Published: 31 Aug 2024
Last updated: 1 Sep 2024
- Develop and Published by: Chucklefish Games
- Released on: 2015
- Genre: Turn Based Strategy, Tactics, Wargame
- Rating: 3.5/5
- Originally written: 7th January 2024
At first blush its medieval themed Advance Wars, given it copies the core gameplay of turn-based tactics, the pixel-art units and combat animations - and so a comparison is rather unavoidable. If you enjoy Advance Wars, you’ll likely enjoy this and vice versa - but make no mistake, this has small but significant changes and deviations to give Wargroove its own twist on the genre and not just be a strict clone. I make note of this deliberately because a lot of complaints and “I wanted to enjoy this game more than I did” seem to derive from these few but impactful changes (myself included!).

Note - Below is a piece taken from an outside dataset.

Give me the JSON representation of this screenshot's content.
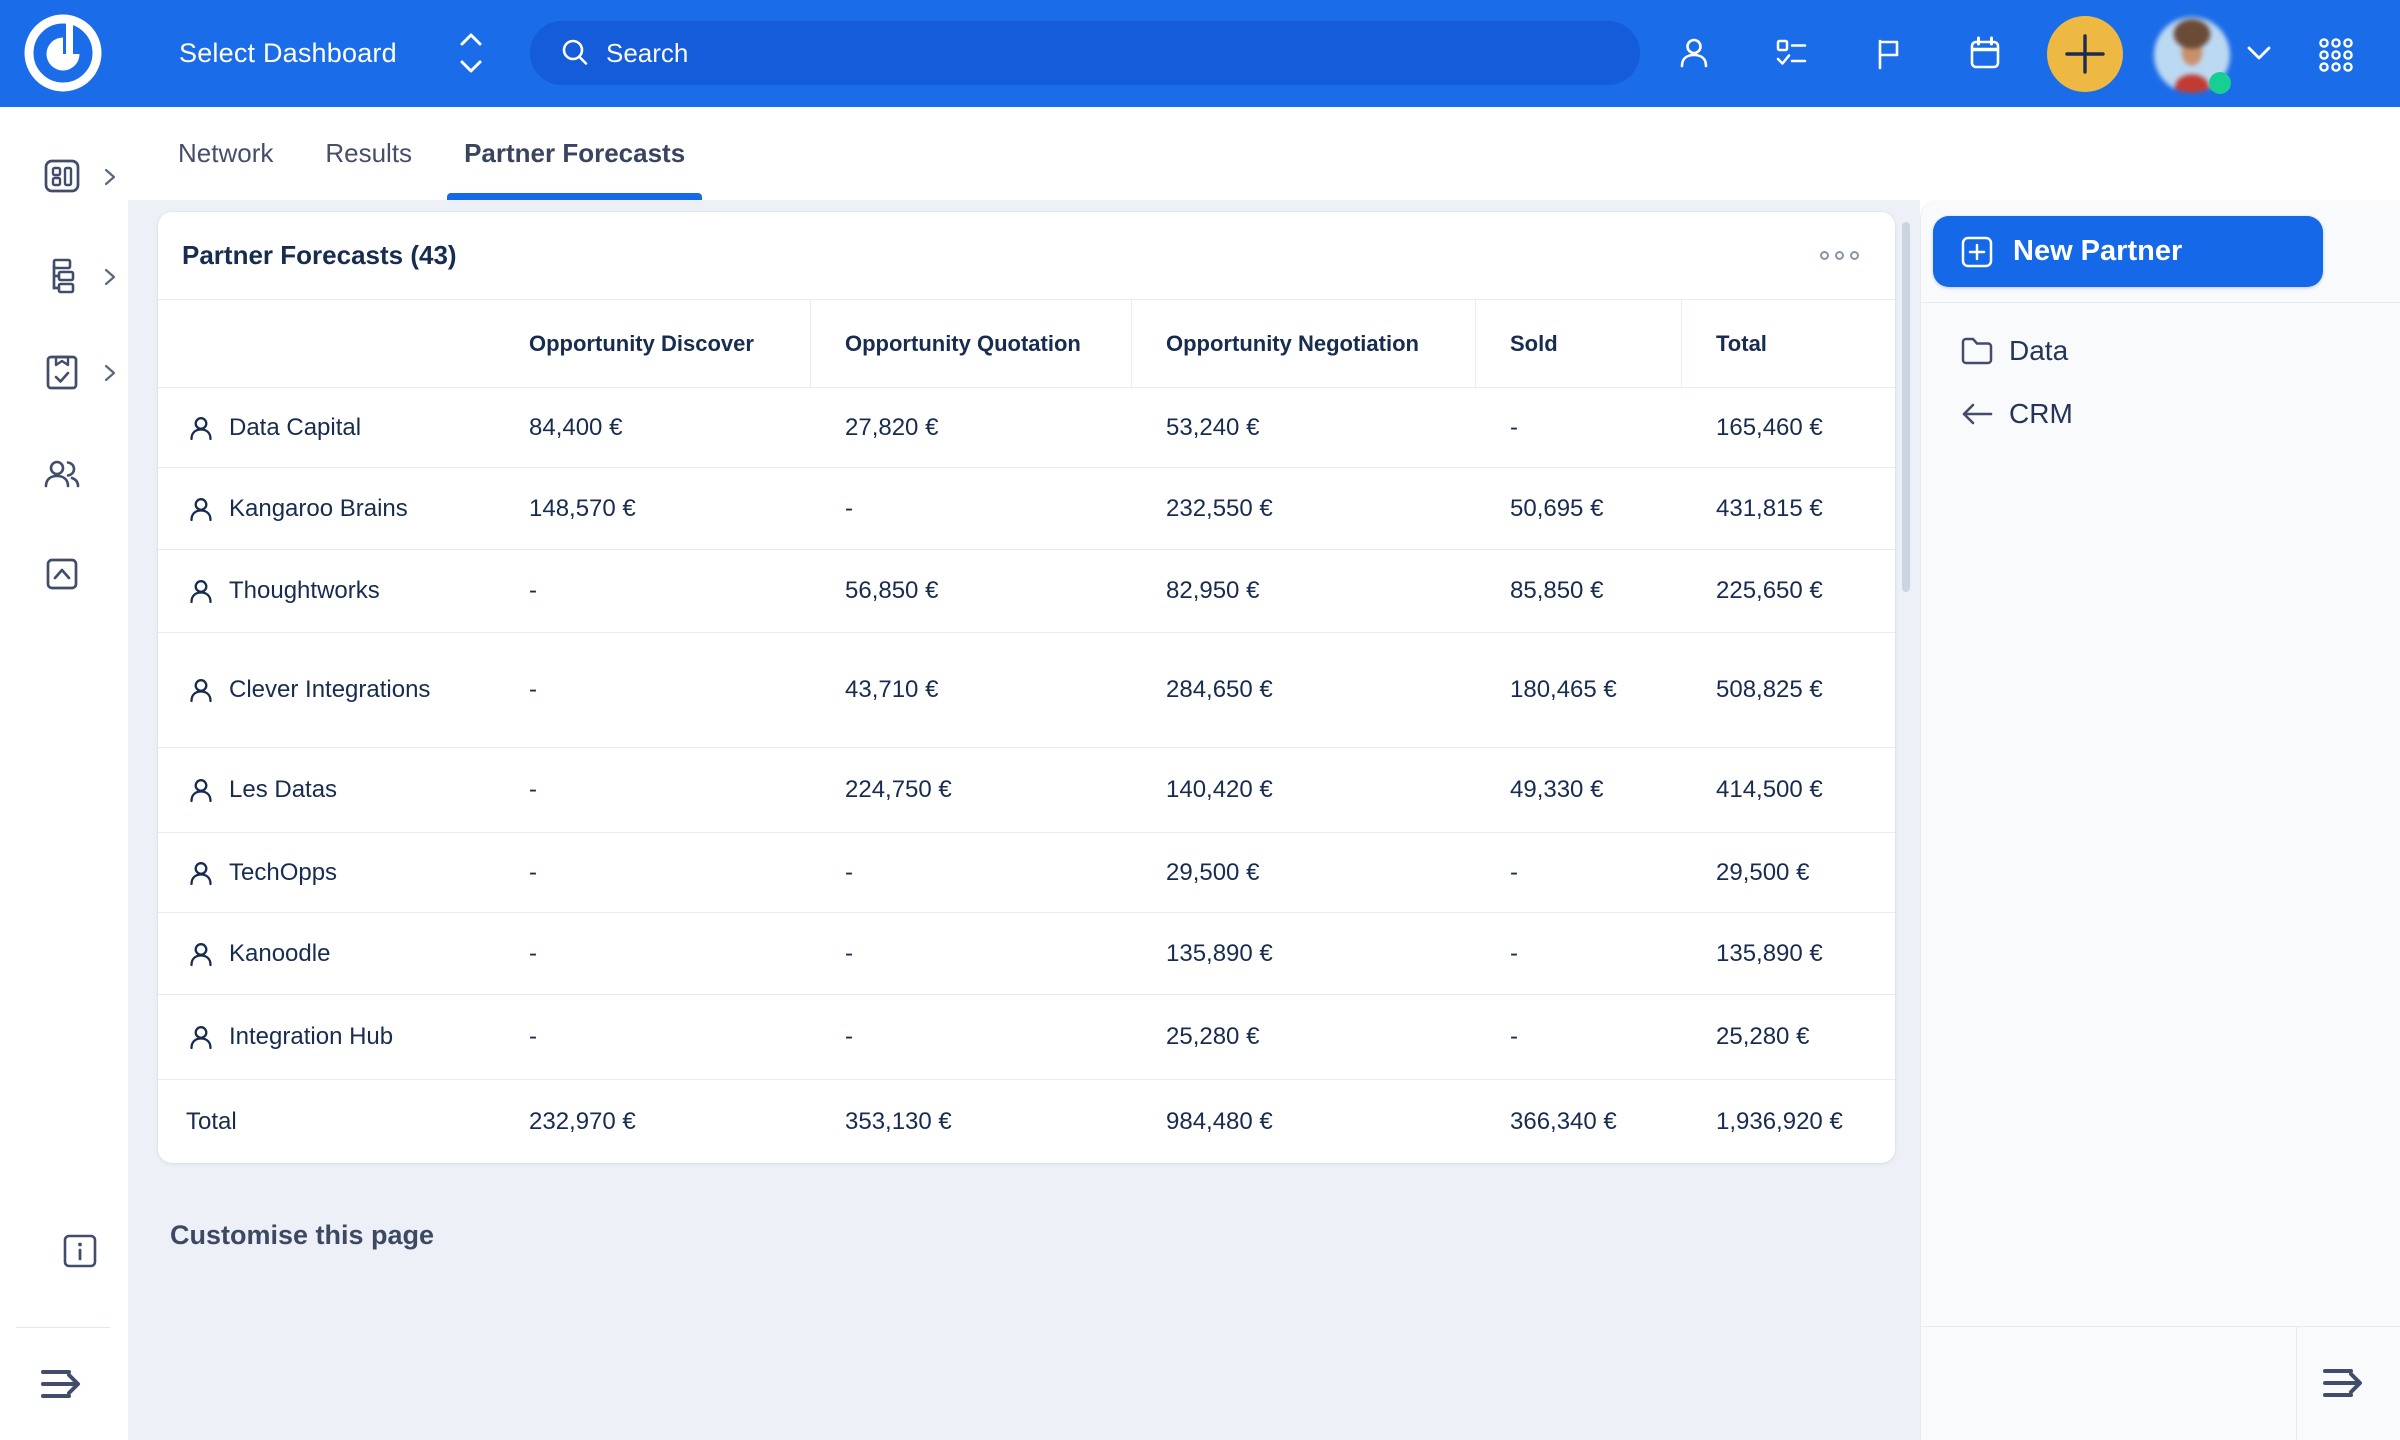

These are the changes below:
- CO vs Hero/Commander Unit. - There’s no differences between the factions outside of the Commander units “Groove” power which generally only affects the Commander itself, in contrast to the army-wide buffs that an Advance Wars CO powers usually provide. A secondary effect of having a Commander unit on the battlefield is to double as a win condition, allowing a win without having to capture the HQ or eliminate all units - which can certainly cut down on the time spent on mop-up, winning an already won game.
- Critical hits. - In lieu of passive effects, the Critical hit mechanic is used to create imbalances and asymmetry, and rewards good positioning with extra damage on attack.
- Village/City changes. - While they still serve the primary function of granting gold to recruit units, they function entirely differently. Villages are captured by placing a unit adjacent, they have to be “defeated” before being able to be captured and so can defend themselves, units cannot be placed on top of a village, Villages can heal adjacent units but only transferring health from the Village to the unit. A lot of these changes are positive, taking out a lot of the cheesy camping strategies.
- No combining of units. - A ‘minor’ change but quite dramatic working in tandem with the Village healing changes, means getting the first strike is more important than ever, lest you end up with a 3HP unit which can’t do much. Has some tactical implications too, making chokepoints harder to defend nicely.
- Some other assorted changes. - Some units are rebalanced compared to their Advance Wars counterparts (movement is the most notable), barracks no longer give gold, some units have ‘special’ abilities outside of simple combat (e.g. Alchemist heal on-field), no fuel/ammunition mechanic, Rangers can move and fire on the same turn.
Wargroove is built on a rock solid foundation that Advance Wars synthesised but has some changes which a lot don’t neatly fit into a strict “better vs. worse” category, they’re simply a different take on the genre, and one focused on balanced/“competitive” multiplayer matches emphasising the chess-like aspect (and conversely, de-emphasising the big blowout turns that Advance Wars have).
Despite the multiplayer emphasis, there’s a boatload of single-player content (including an editor and a host of user-created maps), and while the Campaign is pretty meh (in both story and map design), there’s also Arcade, Puzzle (which is very chess-like!), Co-op and the aforementioned user-generated content to play and enjoy.